Mit einem Urteil ist nächstes Jahr zu rechnen. Einer der Kläger, Martim Duarte Agostinho, mahnt aber an, dass man keine Zeit verlieren dürfe. "Ohne dringende Maßnahmen zur Reduzierung der Emissionen wird mein Wohnort bald zu einem unerträglichen Ofen werden", sagte der 20-Jährige aus Leiria im Zentrum Portugals vor der Anhörung. "Unsere Botschaft an die Richter wird einfach sein: Bitte sorgen Sie dafür, dass die Regierungen alles Nötige tun, damit wir eine lebenswerte Zukunft haben."
Martims Schwester Mariana hatte der Deutschen Presse-Agentur (dpa) zu Beginn der Initiative im Jahr 2020 als Achtjährige gesagt, die Tatenlosigkeit der Erwachsenen mache sie wütend und traurig zugleich: "Ich habe große Angst davor, auf einem kranken Planeten leben zu müssen."
Klimawandel: Juli der heißeste bisher gemessene Monat
Seit diesen Aussagen von Mariana gab es nur wenige Besserungen, aber mehrere Hiobsbotschaften. Der Juli 2023 etwa war der heißeste bisher gemessene Monat. Die Leiterin der Abteilung für strategische Rechtsstreitigkeiten bei Amnesty International, Mandi Mudarikwa, sagte, dass die jungen Kläger und Klägerinnen wie so viele andere Menschen auf der Welt auch die gesundheitlichen Auswirkungen des Klimawandels bereits unmittelbar zu spüren bekämen. Die zunehmenden Hitzeextreme schränkten ihre Möglichkeiten ein, sich im Freien aufzuhalten, Sport zu treiben, zu schlafen und sich richtig zu konzentrieren.
Anlass für die Klage von Mariana und Martin sowie ihrer Schwester Claudia (24), Catarina Mota (23) und der Geschwister Sofia (18) und André Oliveira (15) waren die verheerenden Brände von 2017 in ihrem Heimatland, bei denen mehr als 100 Menschen starben und riesige Waldgebiete zerstört wurden. "Da ist bei mir der Groschen gefallen. (...) Ich habe gemerkt, wie dringend man handeln muss, um den Klimawandel zu stoppen", sagte Claudia vor einiger Zeit der dpa.

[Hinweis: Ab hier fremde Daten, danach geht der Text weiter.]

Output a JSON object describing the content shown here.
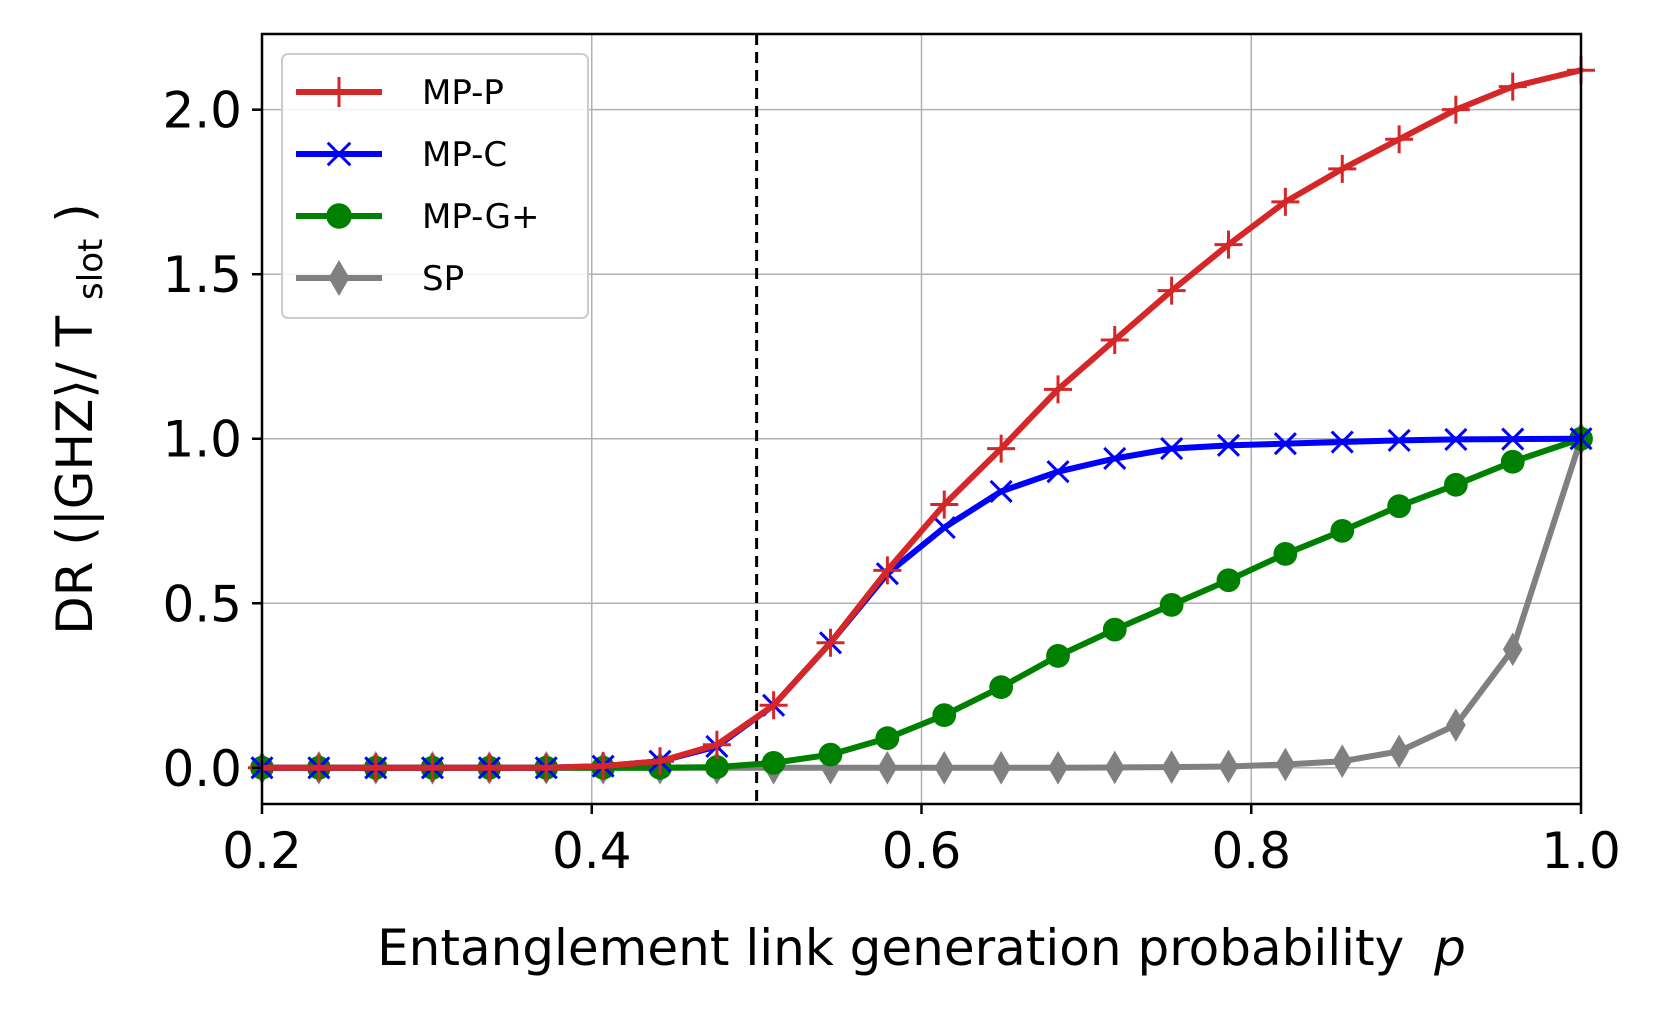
{
  "chart_data": {
    "type": "line",
    "xlabel": "Entanglement link generation probability",
    "xlabel_var": "p",
    "ylabel_main": "DR (|GHZ⟩/ T",
    "ylabel_sub": "slot",
    "ylabel_close": ")",
    "xlim": [
      0.2,
      1.0
    ],
    "ylim": [
      -0.11,
      2.23
    ],
    "xticks": [
      0.2,
      0.4,
      0.6,
      0.8,
      1.0
    ],
    "xtick_labels": [
      "0.2",
      "0.4",
      "0.6",
      "0.8",
      "1.0"
    ],
    "yticks": [
      0.0,
      0.5,
      1.0,
      1.5,
      2.0
    ],
    "ytick_labels": [
      "0.0",
      "0.5",
      "1.0",
      "1.5",
      "2.0"
    ],
    "grid": true,
    "legend_position": "top-left",
    "threshold_line": 0.5,
    "x": [
      0.2,
      0.2345,
      0.269,
      0.3034,
      0.3379,
      0.3724,
      0.4069,
      0.4414,
      0.4759,
      0.5103,
      0.5448,
      0.5793,
      0.6138,
      0.6483,
      0.6828,
      0.7172,
      0.7517,
      0.7862,
      0.8207,
      0.8552,
      0.8897,
      0.9241,
      0.9586,
      1.0
    ],
    "series": [
      {
        "name": "MP-P",
        "color": "#d62728",
        "marker": "plus",
        "values": [
          0,
          0,
          0,
          0,
          0,
          0,
          0.005,
          0.02,
          0.07,
          0.19,
          0.38,
          0.6,
          0.8,
          0.97,
          1.15,
          1.3,
          1.45,
          1.59,
          1.72,
          1.82,
          1.91,
          2.0,
          2.07,
          2.12
        ]
      },
      {
        "name": "MP-C",
        "color": "#0000ff",
        "marker": "x",
        "values": [
          0,
          0,
          0,
          0,
          0,
          0,
          0.005,
          0.02,
          0.065,
          0.19,
          0.38,
          0.59,
          0.73,
          0.84,
          0.9,
          0.94,
          0.97,
          0.98,
          0.985,
          0.99,
          0.995,
          0.998,
          0.999,
          1.0
        ]
      },
      {
        "name": "MP-G+",
        "color": "#008000",
        "marker": "circle",
        "values": [
          0,
          0,
          0,
          0,
          0,
          0,
          0,
          0,
          0.002,
          0.015,
          0.04,
          0.09,
          0.16,
          0.245,
          0.34,
          0.42,
          0.495,
          0.57,
          0.65,
          0.72,
          0.795,
          0.86,
          0.93,
          1.0
        ]
      },
      {
        "name": "SP",
        "color": "#808080",
        "marker": "diamond",
        "values": [
          0,
          0,
          0,
          0,
          0,
          0,
          0,
          0,
          0,
          0,
          0,
          0,
          0,
          0,
          0,
          0.001,
          0.002,
          0.004,
          0.01,
          0.02,
          0.05,
          0.13,
          0.36,
          1.0
        ]
      }
    ]
  }
}
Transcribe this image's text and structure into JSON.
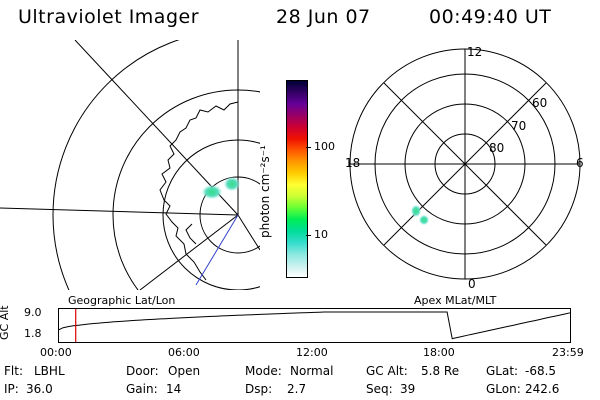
{
  "header": {
    "instrument": "Ultraviolet Imager",
    "date": "28 Jun 07",
    "time": "00:49:40 UT"
  },
  "colorbar": {
    "unit_label": "photon cm⁻²s⁻¹",
    "tick_100": "100",
    "tick_10": "10",
    "colors": [
      "#000033",
      "#330066",
      "#660099",
      "#990066",
      "#cc0033",
      "#ee1100",
      "#ff5500",
      "#ff9900",
      "#ffcc00",
      "#ffff33",
      "#ccff33",
      "#66ff33",
      "#00ee55",
      "#00dd99",
      "#33ddcc",
      "#88e8e0",
      "#c8f0ee",
      "#ffffff"
    ]
  },
  "polar_plot": {
    "label_top": "12",
    "label_left": "18",
    "label_right": "6",
    "label_bottom": "0",
    "ring_60": "60",
    "ring_70": "70",
    "ring_80": "80"
  },
  "map_labels": {
    "geographic": "Geographic Lat/Lon",
    "apex": "Apex MLat/MLT"
  },
  "altitude_strip": {
    "axis_label": "GC Alt",
    "ymax": "9.0",
    "ymin": "1.8",
    "ticks": [
      "00:00",
      "06:00",
      "12:00",
      "18:00",
      "23:59"
    ],
    "marker_time_hours": 0.83
  },
  "info": {
    "filter_label": "Flt:",
    "filter": "LBHL",
    "door_label": "Door:",
    "door": "Open",
    "mode_label": "Mode:",
    "mode": "Normal",
    "gcalt_label": "GC Alt:",
    "gcalt": "5.8 Re",
    "glat_label": "GLat:",
    "glat": "-68.5",
    "ip_label": "IP:",
    "ip": "36.0",
    "gain_label": "Gain:",
    "gain": "14",
    "dsp_label": "Dsp:",
    "dsp": "2.7",
    "seq_label": "Seq:",
    "seq": "39",
    "glon_label": "GLon:",
    "glon": "242.6"
  }
}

Klagen für Klimaschutz liegen im Trend
Wie die Chancen für die Klägerinnen und Kläger stehen, ist schwierig zu prognostizieren, da umweltrechtliche Fragen bisher keine große Rolle vor dem EGMR gespielt haben. Grundsätzlich gewährt die Europäische Menschenrechtskonvention kein Recht auf eine saubere Umwelt. Daher haben sich Klagen bisher vor allem darauf gestützt, dass durch Umweltverschmutzung andere Menschenrechte gefährdet sind, etwa das Recht auf Leben. Oft ging es zum Beispiel darum, dass Menschen von Lärm oder Luftverschmutzung betroffen waren. Die Auswirkungen des Klimawandels generell wurden dagegen bislang kaum behandelt.
Das könnte sich nun ändern. Denn die Portugiesen sind nicht die einzigen, die gerichtlich mehr Klimaschutz einfordern. Dieses Jahr wird beim EGMR auch über den Fall der sogenannten Klimaseniorinnen verhandelt, ein Zusammenschluss von Schweizer Rentnerinnen, die von Greenpeace unterstützt werden. Auch ein französischer Bürgermeister klagt derzeit auf die Einhaltung der Pariser Klimaziele.

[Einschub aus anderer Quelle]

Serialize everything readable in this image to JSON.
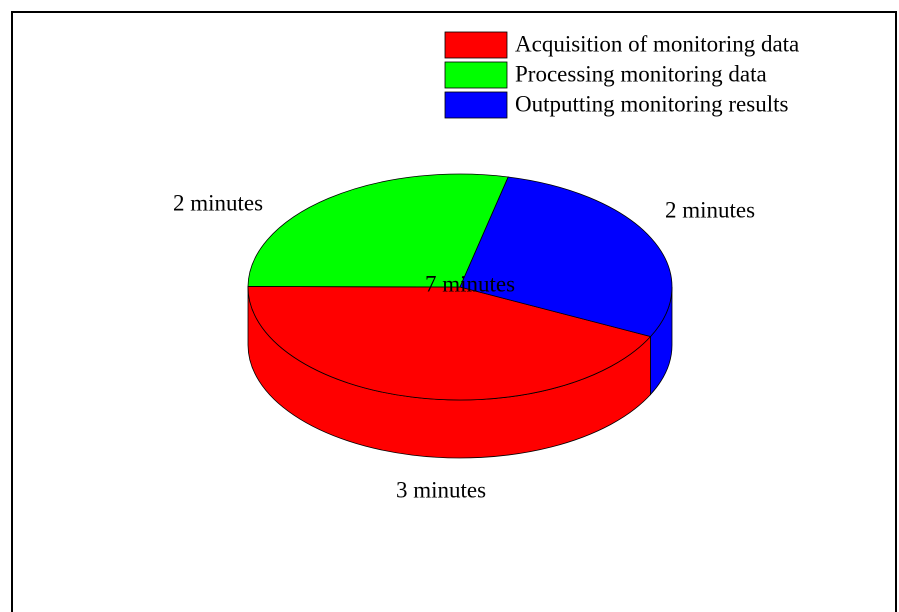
{
  "chart_data": {
    "type": "pie3d",
    "categories": [
      "Acquisition of monitoring data",
      "Processing monitoring data",
      "Outputting monitoring results"
    ],
    "values": [
      3,
      2,
      2
    ],
    "value_labels": [
      "3 minutes",
      "2 minutes",
      "2 minutes"
    ],
    "colors": [
      "#ff0000",
      "#00ff00",
      "#0000ff"
    ],
    "center_label": "7 minutes",
    "legend": "upper right"
  }
}
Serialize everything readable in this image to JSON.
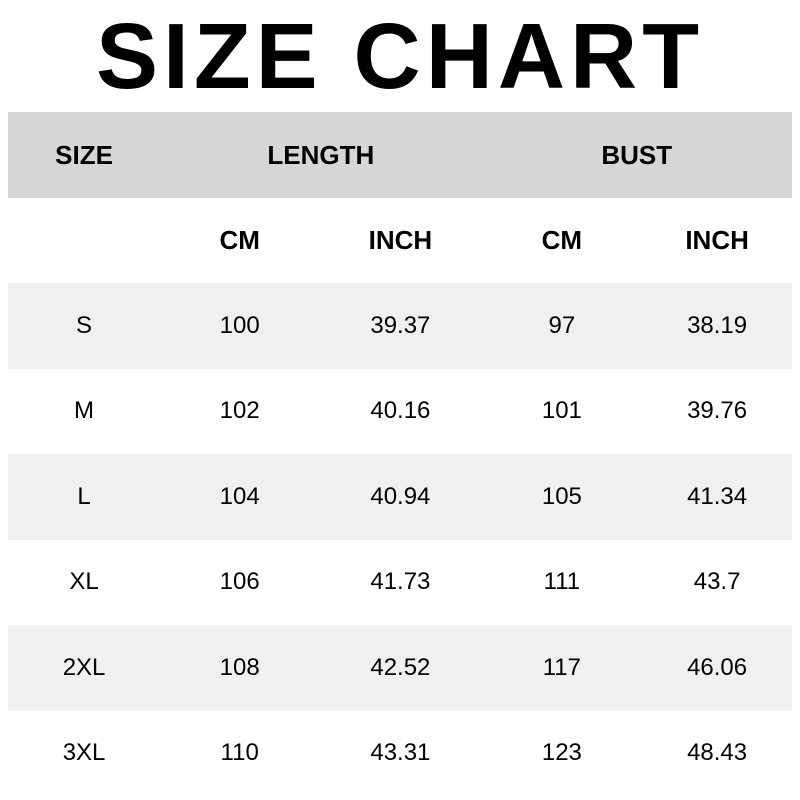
{
  "title": "SIZE CHART",
  "colors": {
    "bg": "#ffffff",
    "header_band": "#d6d6d6",
    "row_band": "#f0f0f0",
    "text": "#000000"
  },
  "table": {
    "groups": {
      "size": "SIZE",
      "length": "LENGTH",
      "bust": "BUST"
    },
    "subheaders": {
      "length_cm": "CM",
      "length_inch": "INCH",
      "bust_cm": "CM",
      "bust_inch": "INCH"
    },
    "rows": [
      {
        "size": "S",
        "cells": [
          "100",
          "39.37",
          "97",
          "38.19"
        ]
      },
      {
        "size": "M",
        "cells": [
          "102",
          "40.16",
          "101",
          "39.76"
        ]
      },
      {
        "size": "L",
        "cells": [
          "104",
          "40.94",
          "105",
          "41.34"
        ]
      },
      {
        "size": "XL",
        "cells": [
          "106",
          "41.73",
          "111",
          "43.7"
        ]
      },
      {
        "size": "2XL",
        "cells": [
          "108",
          "42.52",
          "117",
          "46.06"
        ]
      },
      {
        "size": "3XL",
        "cells": [
          "110",
          "43.31",
          "123",
          "48.43"
        ]
      }
    ]
  },
  "chart_data": {
    "type": "table",
    "title": "SIZE CHART",
    "column_groups": [
      "SIZE",
      "LENGTH",
      "BUST"
    ],
    "columns": [
      "SIZE",
      "LENGTH CM",
      "LENGTH INCH",
      "BUST CM",
      "BUST INCH"
    ],
    "rows": [
      [
        "S",
        100,
        39.37,
        97,
        38.19
      ],
      [
        "M",
        102,
        40.16,
        101,
        39.76
      ],
      [
        "L",
        104,
        40.94,
        105,
        41.34
      ],
      [
        "XL",
        106,
        41.73,
        111,
        43.7
      ],
      [
        "2XL",
        108,
        42.52,
        117,
        46.06
      ],
      [
        "3XL",
        110,
        43.31,
        123,
        48.43
      ]
    ]
  }
}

Klagen für Klimaschutz liegen im Trend. Laut dem Grantham Institute der London School of Economics wurden bislang weltweit über 2.000 erhoben, ein Viertel davon zwischen 2020 und 2022. Bald könnte es mehrere spannende Entwicklungen geben: Der Inselstaat Vanuatu im Südpazifik schaltet den Internationalen Strafgerichtshof ein. Auch in den USA, in Brasilien und in Schweden wurden Klagen wegen mangelnden Klimaschutzes erhoben. (dpa/faha)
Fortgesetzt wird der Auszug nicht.